栃木県

黒田泰蔵 白磁の道

純粋な造形へと昇華した白磁の表現で世界的に活躍し、今年4月に惜しまれながら逝去した黒田泰蔵の個展を開催する。
黒田は1946年滋賀県に生まれ、20歳の頃に渡仏。 パリ滞在中、島岡達三との出会いがきっかけで作陶の道に進む。1970年代はカナダを制作拠点としますが、一時帰国した際には益子の島岡のもとでやきものを学び、濱田庄司とも出会った。益子での経験は、その後の黒田の精神に深く息づいている。帰国後、1991年に静岡県伊東市にアトリエを構え、45歳の頃より「轆轤成形・うつわ・単色」を制作のテーマと決め、代表作となる無垢の白磁を確立していった。

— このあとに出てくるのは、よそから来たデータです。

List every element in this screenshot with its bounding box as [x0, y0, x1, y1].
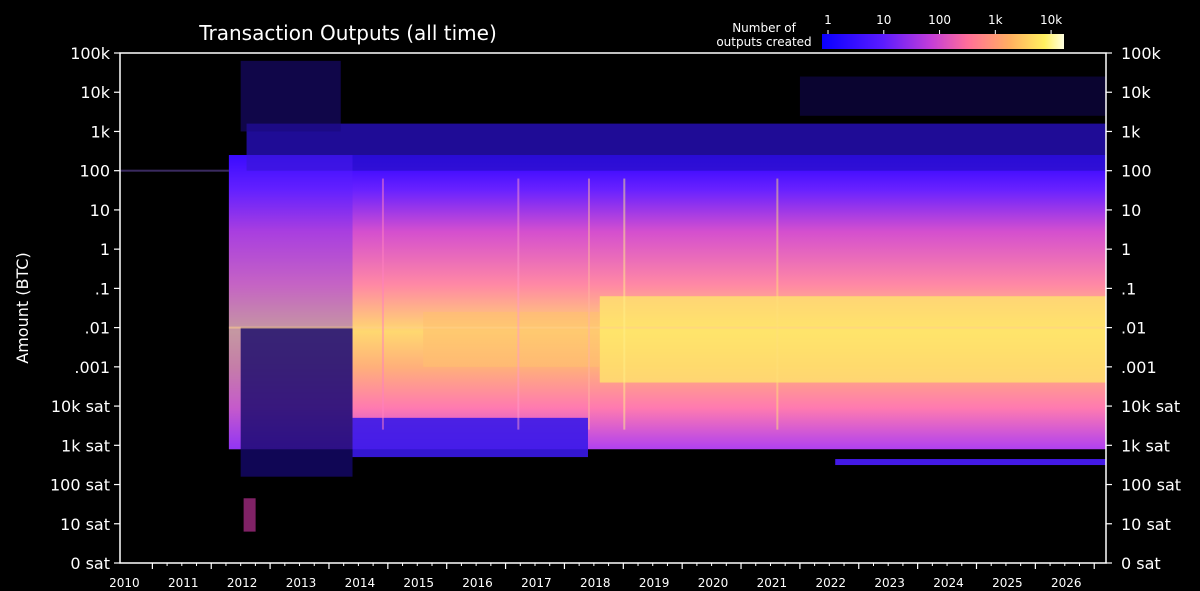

本展では、代表的な白磁作品とともに旧作をあわせ、約100点を通じて黒田泰蔵の軌跡をたどる。益子で制作したとされる陶器をはじめ、色絵磁器や陶人形など、白磁より以前に手がけていた作品は、今となってはとても稀少なものとなった。量産スタイルを彷彿とさせる前半期の作品から、晩年の抽象化された白磁まで展覧すると、最初から一貫する黒田のシャープな造形感覚とともに、作家として劇的な変化を遂げていく道程が浮かび上がってくる。本展があらためて、黒田泰蔵の創作の真髄を見つめる機会となるだろう。